The DHD has been linked to many other separatist organizations in India, including the National Democratic Front of Bodoland, NSCN and the ULFA.

India banned the Dima Halam Daogah (DHD)-Black Widow militant group in the wake of its involvement in several incidents of violence in Assam on 2 July 2009.

==Mass Surrender in September 2009==

The group surrendered en masse to the CRPF and local police, prior to a deadline, with 193 cadres surrendering on 2009-09-12 and another 171 on the 13th. This may include 138 armed cadre of DHD-J. Arms surrendered included 37 AK series assault rifles, ten M-16 rifles, 11 US carbines, two each of Self-Loading Rifles (SLR) and M-21 rifle, one each of Ins as rifle, sten gun, 40-mm gun, Universal Machine Gun (UMG),Rocket Propelling Gun (RPG) and 9-mm pistols. In addition, 7,303 grenades and over 10,000 assorted ammunition were surrendered.

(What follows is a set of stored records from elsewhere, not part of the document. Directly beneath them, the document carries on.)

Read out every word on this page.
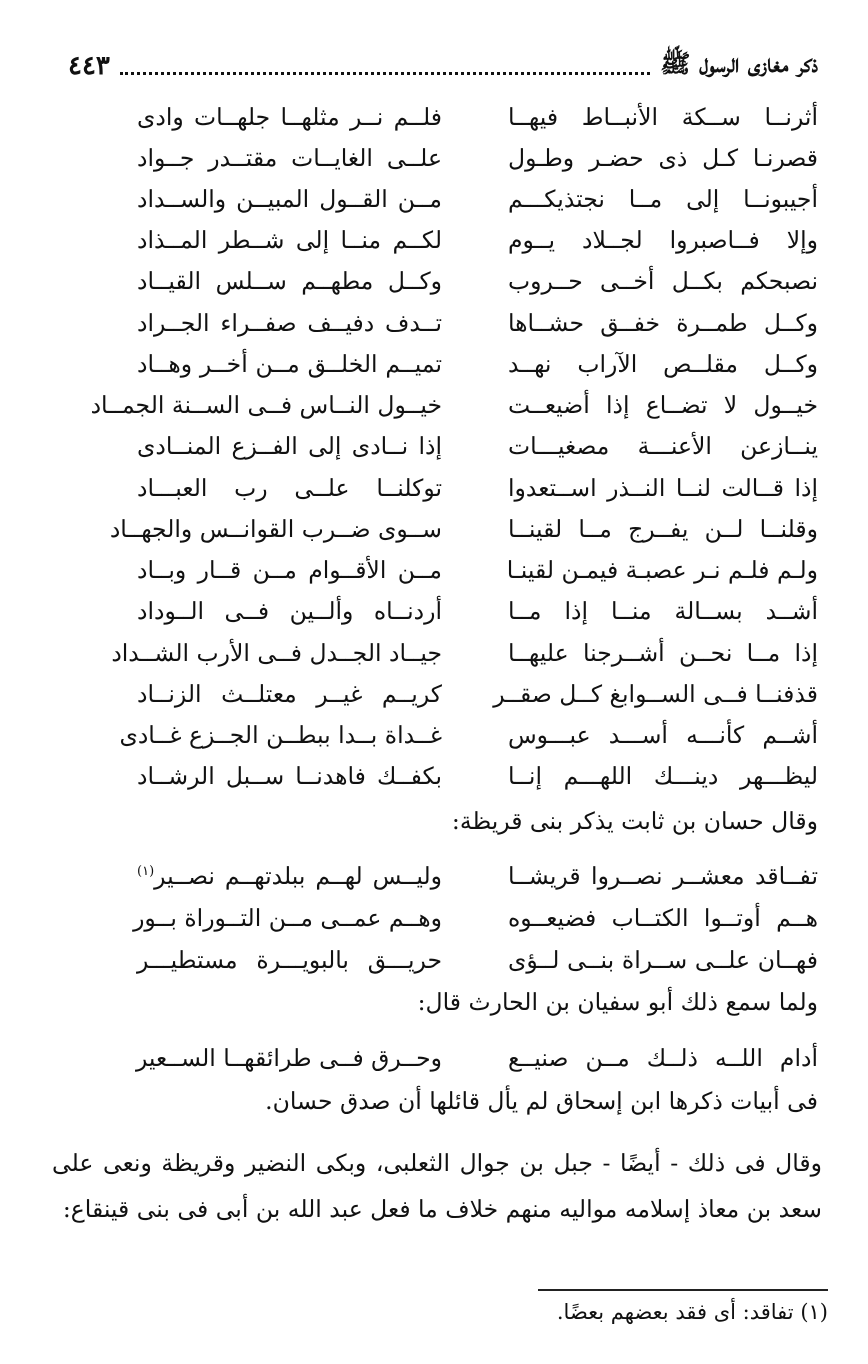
ذكر مغازى الرسول ﷺ
٤٤٣
أثرنــا ســكة الأنبــاط فيهــا
فلــم نــر مثلهــا جلهــات وادى
قصرنـا كـل ذى حضـر وطـول
علــى الغايــات مقتــدر جــواد
أجيبونــا إلى مــا نجتذيكـــم
مــن القــول المبيــن والســداد
وإلا فــاصبروا لجــلاد يــوم
لكــم منــا إلى شــطر المــذاد
نصبحكم بكــل أخــى حــروب
وكــل مطهــم ســلس القيــاد
وكــل طمــرة خفــق حشــاها
تــدف دفيــف صفــراء الجــراد
وكــل مقلــص الآراب نهــد
تميــم الخلــق مــن أخــر وهــاد
خيــول لا تضــاع إذا أضيعــت
خيــول النــاس فــى الســنة الجمــاد
ينــازعن الأعنـــة مصغيـــات
إذا نــادى إلى الفــزع المنــادى
إذا قــالت لنــا النــذر اســتعدوا
توكلنــا علــى رب العبـــاد
وقلنــا لــن يفــرج مــا لقينــا
ســوى ضــرب القوانــس والجهــاد
ولـم فلـم نـر عصبـة فيمـن لقينـا
مــن الأقــوام مــن قــار وبــاد
أشــد بســالة منــا إذا مــا
أردنــاه وألــين فــى الــوداد
إذا مــا نحــن أشــرجنا عليهــا
جيــاد الجــدل فــى الأرب الشــداد
قذفنــا فــى الســوابغ كــل صقــر
كريــم غيــر معتلــث الزنــاد
أشــم كأنـــه أســـد عبـــوس
غــداة بــدا ببطــن الجــزع غــادى
ليظـــهر دينـــك اللهـــم إنــا
بكفــك فاهدنــا ســبل الرشــاد
وقال حسان بن ثابت يذكر بنى قريظة:
تفــاقد معشــر نصــروا قريشــا
وليــس لهــم ببلدتهــم نصــير$^{(١)}$
هــم أوتــوا الكتــاب فضيعــوه
وهــم عمــى مــن التــوراة بــور
فهــان علــى ســراة بنــى لــؤى
حريـــق بالبويـــرة مستطيـــر
ولما سمع ذلك أبو سفيان بن الحارث قال:
أدام اللــه ذلــك مــن صنيــع
وحــرق فــى طرائقهــا الســعير
فى أبيات ذكرها ابن إسحاق لم يأل قائلها أن صدق حسان.
وقال فى ذلك - أيضًا - جبل بن جوال الثعلبى، وبكى النضير وقريظة ونعى على سعد بن معاذ إسلامه مواليه منهم خلاف ما فعل عبد الله بن أبى فى بنى قينقاع:
(١) تفاقد: أى فقد بعضهم بعضًا.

==Ceasefire and End of Operations==

DHD-N had been in a somewhat tenuous truce with the central government since 2003, but this truce was mired with conflict and skirmishes and only served to demonstrate the lack of GOI interest in the issue.

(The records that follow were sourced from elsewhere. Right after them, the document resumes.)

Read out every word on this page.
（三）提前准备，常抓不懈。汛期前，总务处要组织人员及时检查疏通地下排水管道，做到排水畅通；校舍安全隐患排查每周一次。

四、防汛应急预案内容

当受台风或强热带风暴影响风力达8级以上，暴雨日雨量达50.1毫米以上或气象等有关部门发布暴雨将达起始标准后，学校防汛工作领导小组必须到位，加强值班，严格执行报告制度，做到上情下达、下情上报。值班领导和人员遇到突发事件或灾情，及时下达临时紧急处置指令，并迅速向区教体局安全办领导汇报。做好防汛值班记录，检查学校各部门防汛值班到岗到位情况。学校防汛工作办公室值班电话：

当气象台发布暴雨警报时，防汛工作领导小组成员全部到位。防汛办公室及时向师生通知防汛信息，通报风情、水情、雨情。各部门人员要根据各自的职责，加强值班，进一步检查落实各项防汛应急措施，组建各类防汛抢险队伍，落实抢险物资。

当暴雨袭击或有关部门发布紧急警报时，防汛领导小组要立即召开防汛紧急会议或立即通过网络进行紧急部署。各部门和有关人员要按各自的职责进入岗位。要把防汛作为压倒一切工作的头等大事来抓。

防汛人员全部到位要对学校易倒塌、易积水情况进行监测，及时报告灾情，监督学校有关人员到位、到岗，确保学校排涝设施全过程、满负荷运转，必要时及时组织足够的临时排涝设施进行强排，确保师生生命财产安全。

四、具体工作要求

Both DHD factions entered into new talks and truces with the GOI in late 2009 following incidents of surrender and capture, and the issue of settlement of these militants caused tensions between rival KLNLF and DHD. Nevertheless, a tense peace emerged as various domestic and inter-state civilian and militant groups called on the Indian Government as well as the DHD to expedite talks and resolve the fighting. However, the DHD accused the GOI of not showing enthusiasm during the talks, and they began to show signs of stalling by mid-2010. The Dima National Democratic Front also surrendered to the govt after the DHD factions entered talks.

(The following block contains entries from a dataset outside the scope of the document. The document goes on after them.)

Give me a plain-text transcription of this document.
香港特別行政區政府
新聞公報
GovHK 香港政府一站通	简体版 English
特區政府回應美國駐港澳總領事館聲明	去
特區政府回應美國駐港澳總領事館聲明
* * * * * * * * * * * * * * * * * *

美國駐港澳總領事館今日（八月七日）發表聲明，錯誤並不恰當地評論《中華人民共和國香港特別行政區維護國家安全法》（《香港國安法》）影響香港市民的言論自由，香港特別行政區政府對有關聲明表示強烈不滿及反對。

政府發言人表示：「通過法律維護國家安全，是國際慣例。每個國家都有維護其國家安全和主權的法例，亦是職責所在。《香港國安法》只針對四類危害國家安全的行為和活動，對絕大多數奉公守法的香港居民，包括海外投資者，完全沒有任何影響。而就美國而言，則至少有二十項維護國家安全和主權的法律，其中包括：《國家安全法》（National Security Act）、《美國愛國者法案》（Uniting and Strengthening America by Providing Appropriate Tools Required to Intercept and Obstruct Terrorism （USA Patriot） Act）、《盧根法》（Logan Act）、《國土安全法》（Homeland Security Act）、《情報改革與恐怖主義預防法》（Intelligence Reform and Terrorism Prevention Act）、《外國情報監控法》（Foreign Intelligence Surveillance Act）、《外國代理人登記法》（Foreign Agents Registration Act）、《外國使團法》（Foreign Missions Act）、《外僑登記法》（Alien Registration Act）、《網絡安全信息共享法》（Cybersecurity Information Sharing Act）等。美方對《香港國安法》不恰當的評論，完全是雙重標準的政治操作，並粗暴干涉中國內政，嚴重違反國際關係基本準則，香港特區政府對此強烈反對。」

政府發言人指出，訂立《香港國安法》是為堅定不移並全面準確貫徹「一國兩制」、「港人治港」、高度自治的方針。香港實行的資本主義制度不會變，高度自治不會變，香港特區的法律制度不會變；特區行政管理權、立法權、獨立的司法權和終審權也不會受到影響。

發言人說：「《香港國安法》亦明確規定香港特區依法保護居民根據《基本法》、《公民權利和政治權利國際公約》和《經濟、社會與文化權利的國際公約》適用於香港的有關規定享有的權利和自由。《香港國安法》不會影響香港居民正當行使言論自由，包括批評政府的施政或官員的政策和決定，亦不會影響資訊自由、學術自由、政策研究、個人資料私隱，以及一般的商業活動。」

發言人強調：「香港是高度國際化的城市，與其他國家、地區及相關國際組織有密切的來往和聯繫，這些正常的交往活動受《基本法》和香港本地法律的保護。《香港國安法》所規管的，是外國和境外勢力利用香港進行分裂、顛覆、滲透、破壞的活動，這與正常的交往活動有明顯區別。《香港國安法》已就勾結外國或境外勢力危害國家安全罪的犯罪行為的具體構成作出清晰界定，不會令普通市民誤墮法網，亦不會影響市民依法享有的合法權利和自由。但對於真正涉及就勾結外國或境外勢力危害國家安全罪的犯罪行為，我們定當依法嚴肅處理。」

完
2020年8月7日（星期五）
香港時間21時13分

On 4 September 2010, a new militant group called the Dima National Democratic Front announced its formation, alleging that the truce between the DHD factions and the GOI have caused the Dimasa people to be unprotected from other non-Dima tribes and militias. Around the same time, the Hill Tiger Force, a militia drawing from the Naga, Kuki, and Hmar peoples, was formed in the region. Several activists condemned the new militant groups, and accused other rebel groups such as NSCN of backing the rebels and attempting to restart the violence in the North Cachar Hills.

On 18 August 2011, the formation of a new police battalion composed of surrendered DHD-N and Black Widow/DHD-J militants was announced by the Central Govt, but this was hindered by stalled peace talks. On 20 December 2011, the National Dimasa Protection Army was also formed, due to dissatisfaction with the ongoing talks.
By mid-2012, though talks were said to have reached their 'final stage', dissatisfaction and disagreement about the terms caused the peace process to be further lengthened, with Dimasa organizations advocating for the expansion of the soon-to-be-created Dima Hasao Autonomous District Council. For similar reasons, another Dima militant group, the Dima Jadi Naiso Army was created sometime in October 2012. Despite these issues, DHD-J was disbanded on 27 November 2012, with 100 of its cadres being absorbed into the Assamese police, 200 others being educated on re-integration, and the rest also laying down arms.

Following this, the DHD-N also laid down their arms, and in October 2012 plans were made for 1,152 DHD-N cadres to lay down arms and re-integrate into the mainstream. This was fulfilled in January 2013.

Dissatisfaction within the ranks of Dima groups also led to the rise of the Dima Hasao National Army, which began operations sometime in early 2014. Violent incidents regarding dissident DHD members continued to be reported into 2015.

Lingering issues with the settlement would eventually lead to the outbreak of the DNLA uprising in 2019.